Ein generelles Verbot für etwaige Anwendungen auszusprechen, macht in der Regel keinen Sinn. Viel eher sollte man raten, damit sparsam umzugehen und Anwendungen, die man nicht mehr verwendet, zu löschen. Vereinbaren Sie z.B. dass nie mehr als 10 Anwendungen gleichzeitig verwendet werden sollen. Jugendliche haben oft bis zu 100 und mehr Anwendungen.
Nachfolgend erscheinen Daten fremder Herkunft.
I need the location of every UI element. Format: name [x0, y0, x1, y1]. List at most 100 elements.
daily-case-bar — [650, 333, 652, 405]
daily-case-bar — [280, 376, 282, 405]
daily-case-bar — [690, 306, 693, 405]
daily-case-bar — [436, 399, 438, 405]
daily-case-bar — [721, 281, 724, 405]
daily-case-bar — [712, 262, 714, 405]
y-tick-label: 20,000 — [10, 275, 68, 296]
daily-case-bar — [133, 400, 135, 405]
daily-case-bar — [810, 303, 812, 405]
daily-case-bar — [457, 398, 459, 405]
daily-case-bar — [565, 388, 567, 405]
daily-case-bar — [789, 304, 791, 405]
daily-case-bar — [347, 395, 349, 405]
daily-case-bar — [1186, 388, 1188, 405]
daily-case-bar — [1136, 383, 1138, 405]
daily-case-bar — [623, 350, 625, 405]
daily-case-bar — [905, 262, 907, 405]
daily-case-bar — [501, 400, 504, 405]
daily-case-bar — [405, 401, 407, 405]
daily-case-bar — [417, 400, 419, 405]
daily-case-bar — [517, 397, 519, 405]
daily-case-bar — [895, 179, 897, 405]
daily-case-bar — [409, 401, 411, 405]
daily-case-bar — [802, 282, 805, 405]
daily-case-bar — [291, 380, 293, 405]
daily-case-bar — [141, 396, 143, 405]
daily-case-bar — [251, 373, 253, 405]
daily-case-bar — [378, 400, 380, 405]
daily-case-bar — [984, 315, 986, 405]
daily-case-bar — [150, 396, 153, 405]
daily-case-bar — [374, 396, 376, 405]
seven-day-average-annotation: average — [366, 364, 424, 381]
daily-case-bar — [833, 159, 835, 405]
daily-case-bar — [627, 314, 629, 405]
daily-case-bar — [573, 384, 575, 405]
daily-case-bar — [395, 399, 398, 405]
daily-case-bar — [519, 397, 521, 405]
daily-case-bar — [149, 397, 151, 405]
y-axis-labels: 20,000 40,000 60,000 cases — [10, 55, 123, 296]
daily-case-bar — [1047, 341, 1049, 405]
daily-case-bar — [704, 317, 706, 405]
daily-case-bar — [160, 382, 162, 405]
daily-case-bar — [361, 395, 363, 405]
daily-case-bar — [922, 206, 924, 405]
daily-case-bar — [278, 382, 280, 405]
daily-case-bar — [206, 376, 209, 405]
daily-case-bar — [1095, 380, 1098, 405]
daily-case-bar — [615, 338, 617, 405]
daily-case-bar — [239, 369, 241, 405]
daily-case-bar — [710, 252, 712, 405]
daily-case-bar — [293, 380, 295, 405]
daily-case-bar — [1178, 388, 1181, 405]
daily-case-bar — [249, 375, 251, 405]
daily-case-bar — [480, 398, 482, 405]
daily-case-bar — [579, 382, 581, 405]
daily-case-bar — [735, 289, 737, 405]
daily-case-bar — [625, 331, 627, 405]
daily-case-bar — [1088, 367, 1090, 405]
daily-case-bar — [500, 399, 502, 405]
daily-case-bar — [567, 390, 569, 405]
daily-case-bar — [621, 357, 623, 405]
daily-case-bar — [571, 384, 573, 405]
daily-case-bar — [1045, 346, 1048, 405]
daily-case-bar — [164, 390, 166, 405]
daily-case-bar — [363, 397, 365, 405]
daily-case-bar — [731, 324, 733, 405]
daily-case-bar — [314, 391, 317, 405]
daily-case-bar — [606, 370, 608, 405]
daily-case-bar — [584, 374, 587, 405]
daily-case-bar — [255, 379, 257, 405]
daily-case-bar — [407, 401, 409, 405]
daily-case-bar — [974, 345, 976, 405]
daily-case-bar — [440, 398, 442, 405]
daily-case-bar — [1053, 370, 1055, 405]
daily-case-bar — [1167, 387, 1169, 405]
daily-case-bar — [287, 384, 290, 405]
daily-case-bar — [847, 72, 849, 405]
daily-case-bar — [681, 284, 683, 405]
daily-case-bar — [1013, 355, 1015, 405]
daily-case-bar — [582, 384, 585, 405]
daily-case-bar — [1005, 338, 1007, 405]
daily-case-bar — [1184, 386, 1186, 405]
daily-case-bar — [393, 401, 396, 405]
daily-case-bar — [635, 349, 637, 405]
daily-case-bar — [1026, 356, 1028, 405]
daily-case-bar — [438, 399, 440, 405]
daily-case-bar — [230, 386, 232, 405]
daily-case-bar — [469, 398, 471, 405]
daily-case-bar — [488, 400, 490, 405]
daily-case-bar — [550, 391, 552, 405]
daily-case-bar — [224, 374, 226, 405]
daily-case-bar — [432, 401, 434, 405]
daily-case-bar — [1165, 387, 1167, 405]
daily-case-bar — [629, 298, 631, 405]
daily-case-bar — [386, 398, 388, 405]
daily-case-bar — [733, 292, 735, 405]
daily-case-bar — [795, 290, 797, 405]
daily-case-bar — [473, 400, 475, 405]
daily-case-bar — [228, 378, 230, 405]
Welche Anwendungen man gerade verwendet, kann man hier nachlesen und auch wieder deaktivieren:

Konto - Privatsphäre-Einstellungen - Anwendungen und Webseiten

Dann öffnet sich folgendes Fenster:

 
 

Vereinbaren Sie klare Regeln:

Basierend auf den allgemeinen Empfehlungen zur sicheren Nutzung von Facebook sollten Sie mit Ihrem Kind, Regeln vereinbaren. Sinnvoll ist z.B.:

Keine privaten Daten (Tel.Nr., Adresse, etc.) veröffentlichen
Nur Fotos hochladen, die wirklich jeder sehen darf (auch Eltern, Lehrer &Co)
Nur Fotos hochladen, die man auch wirklich veröffentlichen darf
Nicht mehr, wie 10 Facebook Anwendungen gleichzeitig verwenden
Auf all das verzichten, was man auch im realen Leben nicht tun würde

 

Passwörter

Seien Sie ein Vorbild! Passwörter gehen wirklich nur den etwas an, der sie selbst verwendet. Das ist ähnlich wie mit einer Zahnbürste. Die teilt man ja auch mit niemandem, auch nicht mit dem eigenen Kind. Kinder und Jugendliche denken oft, dass man als Vertrauensbeweis der besten Freundin/dem besten Freund seine Passwörter sagen muss. Sprechen Sie mit ihrem Kind darüber, dass es wichtig ist, Passwörter wirklich nur für sich zu behalten. Wichtig ist auch, dass Sie dabei ein Vorbild sind und NICHT nach dem Passwort Ihres Nachwuchses fragen oder es sogar verlangen! Besprechen Sie ganz generell, welche Passwörter sicher sind.

 
 

Verzichten Sie auf Verbote

Verbote sind nicht sinnvoll, da sie den Wunsch nur noch verstärken. Besonders problematisch ist, dass Kinder sich bei Problemen, aus Angst vor Strafe, dann nicht an ihre Eltern wenden. Kinder und Jugendliche berichten uns immer wieder, dass es ihnen durch ein attraktives Profil im Facebook gelungen ist, in der eigenen Klasse besser integriert zu sein. Vor allem zeigen Studien, dass Facebook von Jugendlichen dazu verwendet wird, hauptsächlich auch mit ihrem "realen" Freundeskreis zu kommunizieren. Und es ist somit nur eine Kommunikationsform unter vielen und bedeutet nicht, dass Ihr Kind dann plötzlich ausschließlich über Facebook Unterhaltungen führt.

 

Seien Sie ein Ansprechpartner

Wichtig ist, im Ernstfall nicht mit Vorwürfen zu reagieren ("Ich habe dir ja gesagt, dass das gefährlich ist."), sondern gemeinsam nach Lösungen zu suchen. Oft wird bei Cybermobbing das betroffene Kind mit einem Verbot bestraft, obwohl der Täter schuld ist. Erarbeiten Sie stattdessen Lösungsmöglichkeiten. Melden Sie mit Ihrem Kind gemeinsam die Person. Besprechen Sie mit Ihrem Kind, wie es einen derartigen Vorfall am ehesten verhindern kann und vor allem loben Sie es, dass es sich an Sie gewandt hat. So stellen Sie sicher, dass sich Ihr Kind auch beim nächsten Problem an Sie wendet!